202303/06
建築家・杉浦英一設計事務所「東大泉の家」
打放しコンクリート再生工事
建築家・杉浦英一設計事務所が設計された「東大泉の家」の打放しコンクリート再生工事に携わらせていただきました。
設計者の想いが込められた建築作品の改修をお任せいただけることは、施工者として大変光栄であり、心より感謝申し上げます。
今回の工事では、まず建物の耐久性を確保するため、下地処理を入念に行いました。
・セメント系フィラーによるジャンカ補修
・ミラクルプライマーによるクラック処理
ジャンカやクラックは、打放しコンクリートの美観だけでなく、耐久性にも大きく関わる重要な部分です。完成後には見えなくなる工程ですが、この下地処理こそが再生工事の品質を左右します。

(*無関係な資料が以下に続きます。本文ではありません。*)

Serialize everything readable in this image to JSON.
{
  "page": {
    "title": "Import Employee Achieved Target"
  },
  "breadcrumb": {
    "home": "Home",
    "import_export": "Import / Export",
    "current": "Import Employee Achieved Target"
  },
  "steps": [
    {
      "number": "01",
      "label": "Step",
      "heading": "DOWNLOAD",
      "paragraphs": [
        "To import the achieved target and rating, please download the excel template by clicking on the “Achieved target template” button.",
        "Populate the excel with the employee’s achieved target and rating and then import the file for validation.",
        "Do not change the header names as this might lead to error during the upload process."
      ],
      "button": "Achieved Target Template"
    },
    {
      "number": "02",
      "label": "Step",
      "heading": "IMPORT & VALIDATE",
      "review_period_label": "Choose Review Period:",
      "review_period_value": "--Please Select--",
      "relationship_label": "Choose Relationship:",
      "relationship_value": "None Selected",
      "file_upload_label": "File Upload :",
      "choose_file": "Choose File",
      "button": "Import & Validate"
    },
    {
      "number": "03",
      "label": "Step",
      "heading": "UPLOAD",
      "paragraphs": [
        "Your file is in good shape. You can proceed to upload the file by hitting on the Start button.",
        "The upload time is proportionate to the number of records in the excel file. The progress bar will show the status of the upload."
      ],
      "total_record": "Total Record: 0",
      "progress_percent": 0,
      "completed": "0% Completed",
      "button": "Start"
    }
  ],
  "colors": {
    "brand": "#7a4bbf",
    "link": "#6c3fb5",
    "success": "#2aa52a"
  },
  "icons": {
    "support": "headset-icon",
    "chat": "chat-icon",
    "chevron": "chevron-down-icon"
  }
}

下地補修完了後は、ランデックスコートFC特殊工法により仕上げを行いました。
今回の建物は、コンクリートのパターンをあえて控えめに表現しているため、直射日光の下では写真では模様が分かりにくい仕上がりとなっています。
しかし実際には、新築時の武骨で自然な打放しコンクリートの表情を尊重しながらも、より均一で洗練された質感へと再生しています。
打放しコンクリート再生工事は、単に色や模様を再現するだけではありません。
建築が持つ本来の表情や設計意図を理解し、その価値を損なうことなく未来へ受け継いでいくことが、私たちの使命だと考えています。
これからも、一棟一棟の建築と真摯に向き合い、耐久性と意匠性を両立した改修工事に取り組んでまいります。